A Little Herstory To Send You On Your Way
In response to growing numbers of out lesbians who desired community but needed to keep it quiet, women all over the country in the ’80s, ’90s and ’00s were launching lesbian magazines and newspapers, opening lesbian bars and resorts, planning women’s music festivals and developing womyn-only lands for permanent separatist lifestyles. (We’ll have some more pieces about the lesbian ‘back to the land’ movement of the ’70s and womyn’s lands when Vanessa gets back from her little stroll.) During a time when most hotels, resorts and campgrounds weren’t friendly to openly gay travelers, queers turned to ads in lesbian magazines, directories like Gaia’s Guide (1974-1994), The Women’s Traveler / Damron Women’s Traveler (1989 – present), Places of Interest to Women (1980s), and, later, websites like Purple Roofs to find safe places to sleep, eat, drink and hang out. Gaia’s Guide, published out of London, “led to a proliferation of trips and excursions organised by and for Lesbian women appearing in publications, as well as amongst groups and social spaces.”
The Lesbian Connection, one of the few remaining lesbian publications in the U.S., did extensive listings of womyn’s lands and also often listed guest houses, campgrounds and lodging for lesbian travelers. “Guidebooks and notes in club newsletters were important because they extended the ‘imagined community’ of lesbians,” writes Liz Millward in Making a Scene. “…they opened up a sense of possibility for women who read them, women who might not be linked into an existing network and who needed to imagine that they could, if they were ever in that part of the country, find a sense of belonging in a visit to the Back Street Athletic Club in Thunder Bay, or Cercle des Amazones in Quebec City.”
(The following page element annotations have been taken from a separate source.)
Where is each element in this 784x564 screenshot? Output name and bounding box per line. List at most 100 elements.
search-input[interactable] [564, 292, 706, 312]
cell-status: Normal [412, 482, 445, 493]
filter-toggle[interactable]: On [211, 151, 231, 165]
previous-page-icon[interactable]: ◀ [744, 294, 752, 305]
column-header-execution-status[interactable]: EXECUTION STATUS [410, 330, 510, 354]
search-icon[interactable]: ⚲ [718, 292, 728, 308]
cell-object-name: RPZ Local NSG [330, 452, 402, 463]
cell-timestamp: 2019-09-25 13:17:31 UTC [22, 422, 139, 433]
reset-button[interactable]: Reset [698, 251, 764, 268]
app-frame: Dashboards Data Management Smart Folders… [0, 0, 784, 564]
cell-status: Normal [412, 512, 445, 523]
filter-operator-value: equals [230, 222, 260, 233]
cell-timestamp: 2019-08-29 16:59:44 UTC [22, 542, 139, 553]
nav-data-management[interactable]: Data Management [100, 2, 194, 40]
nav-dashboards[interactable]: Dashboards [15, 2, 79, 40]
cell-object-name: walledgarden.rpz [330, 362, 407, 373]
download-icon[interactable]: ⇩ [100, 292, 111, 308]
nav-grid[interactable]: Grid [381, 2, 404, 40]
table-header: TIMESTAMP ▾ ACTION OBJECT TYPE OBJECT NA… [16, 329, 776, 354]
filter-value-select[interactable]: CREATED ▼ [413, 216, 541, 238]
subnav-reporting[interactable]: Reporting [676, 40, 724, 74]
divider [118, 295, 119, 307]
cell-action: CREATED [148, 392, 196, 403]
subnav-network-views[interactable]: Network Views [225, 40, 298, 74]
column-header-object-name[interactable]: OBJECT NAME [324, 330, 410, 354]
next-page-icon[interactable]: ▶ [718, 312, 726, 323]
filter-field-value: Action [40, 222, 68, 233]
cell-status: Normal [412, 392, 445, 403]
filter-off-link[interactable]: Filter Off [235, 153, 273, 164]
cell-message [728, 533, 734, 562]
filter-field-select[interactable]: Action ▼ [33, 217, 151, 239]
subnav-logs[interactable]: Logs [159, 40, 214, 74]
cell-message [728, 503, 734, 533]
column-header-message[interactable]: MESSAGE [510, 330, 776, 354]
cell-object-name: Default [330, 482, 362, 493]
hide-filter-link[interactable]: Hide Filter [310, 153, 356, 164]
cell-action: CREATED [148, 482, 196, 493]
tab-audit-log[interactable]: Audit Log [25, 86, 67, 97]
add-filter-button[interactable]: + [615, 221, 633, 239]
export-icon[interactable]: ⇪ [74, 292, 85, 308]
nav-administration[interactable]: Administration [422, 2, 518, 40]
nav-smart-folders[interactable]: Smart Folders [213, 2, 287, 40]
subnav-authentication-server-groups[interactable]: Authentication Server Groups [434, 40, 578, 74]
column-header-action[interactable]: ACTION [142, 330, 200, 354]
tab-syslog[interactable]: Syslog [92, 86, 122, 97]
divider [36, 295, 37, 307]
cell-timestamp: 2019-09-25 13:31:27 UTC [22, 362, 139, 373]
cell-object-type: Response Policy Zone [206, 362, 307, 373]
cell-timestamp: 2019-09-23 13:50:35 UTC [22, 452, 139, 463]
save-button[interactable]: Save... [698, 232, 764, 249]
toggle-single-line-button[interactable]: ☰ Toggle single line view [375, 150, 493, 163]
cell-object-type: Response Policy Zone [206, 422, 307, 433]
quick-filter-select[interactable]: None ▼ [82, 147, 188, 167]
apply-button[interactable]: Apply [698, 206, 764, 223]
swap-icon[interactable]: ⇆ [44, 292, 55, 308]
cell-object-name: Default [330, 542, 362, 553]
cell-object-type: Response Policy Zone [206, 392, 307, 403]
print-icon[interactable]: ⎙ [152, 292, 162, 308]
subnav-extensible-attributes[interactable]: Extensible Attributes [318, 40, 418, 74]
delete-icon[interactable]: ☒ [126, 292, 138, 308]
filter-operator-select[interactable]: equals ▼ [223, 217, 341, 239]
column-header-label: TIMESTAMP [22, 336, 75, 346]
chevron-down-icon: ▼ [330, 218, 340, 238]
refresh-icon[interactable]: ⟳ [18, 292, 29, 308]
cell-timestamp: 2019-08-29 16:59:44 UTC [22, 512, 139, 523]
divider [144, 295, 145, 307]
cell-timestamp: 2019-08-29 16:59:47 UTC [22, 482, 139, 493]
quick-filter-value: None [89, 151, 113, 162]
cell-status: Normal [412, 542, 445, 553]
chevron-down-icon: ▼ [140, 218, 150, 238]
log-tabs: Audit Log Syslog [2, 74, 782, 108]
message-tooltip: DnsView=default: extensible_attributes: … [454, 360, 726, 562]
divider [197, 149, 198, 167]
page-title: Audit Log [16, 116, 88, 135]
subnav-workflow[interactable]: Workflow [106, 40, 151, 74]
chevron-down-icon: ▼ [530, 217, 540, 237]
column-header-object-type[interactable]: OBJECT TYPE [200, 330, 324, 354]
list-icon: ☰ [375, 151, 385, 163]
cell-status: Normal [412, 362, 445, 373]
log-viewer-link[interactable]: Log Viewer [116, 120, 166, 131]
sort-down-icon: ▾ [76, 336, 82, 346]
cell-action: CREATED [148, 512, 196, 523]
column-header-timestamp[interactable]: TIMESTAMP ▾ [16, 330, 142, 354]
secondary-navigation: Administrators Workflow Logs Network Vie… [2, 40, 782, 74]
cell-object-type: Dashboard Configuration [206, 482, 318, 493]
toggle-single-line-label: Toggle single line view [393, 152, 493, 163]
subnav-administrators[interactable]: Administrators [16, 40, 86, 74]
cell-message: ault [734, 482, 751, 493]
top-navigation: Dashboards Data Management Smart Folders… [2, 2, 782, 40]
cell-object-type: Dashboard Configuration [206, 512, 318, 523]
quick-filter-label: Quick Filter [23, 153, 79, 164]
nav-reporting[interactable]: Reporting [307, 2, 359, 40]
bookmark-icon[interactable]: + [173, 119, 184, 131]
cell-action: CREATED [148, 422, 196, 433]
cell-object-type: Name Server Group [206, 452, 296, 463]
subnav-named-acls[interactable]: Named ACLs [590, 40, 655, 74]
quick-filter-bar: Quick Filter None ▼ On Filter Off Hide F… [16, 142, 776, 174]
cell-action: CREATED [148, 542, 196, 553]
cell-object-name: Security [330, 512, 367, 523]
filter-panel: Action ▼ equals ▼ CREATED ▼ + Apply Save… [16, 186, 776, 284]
It’s unfortunate that, although the internet has made it easier than ever for queers from all over the world to find community online, it’s gotten harder for them to do so in real life — the gradual shuttering of lesbian bars and women’s and LGBT bookstores, for example, has been a hot topic in the community for the past ten years, although those spaces were not without their faults and exclusions. Although this particular tide seems a formidable challenge to turn, it’s important, at the very least, it’s important for us to ensure that although those spaces might be lost, they won’t be forgotten. Making queer space is hard f*cking work. Whether it be a bar, magazine, website, camp, newspaper, travel company, record label, hotel, music festival, collective or something else, creating queer space is rarely financially sustainable, let alone profitable, and it’s uniquely emotionally/politically exhausting. But because so much of our space-making was promoted only on the underground, through community networks, we risk forgetting it ever happened at all.
For this post, I used some books I have in my personal library: The Gaia’s Guide 1990/91: The International Guide For Travelling Women, Gaia’s Guide Winter 1983, and the 2000 Damron’s Women’s Traveler, as well as web sources cited therein.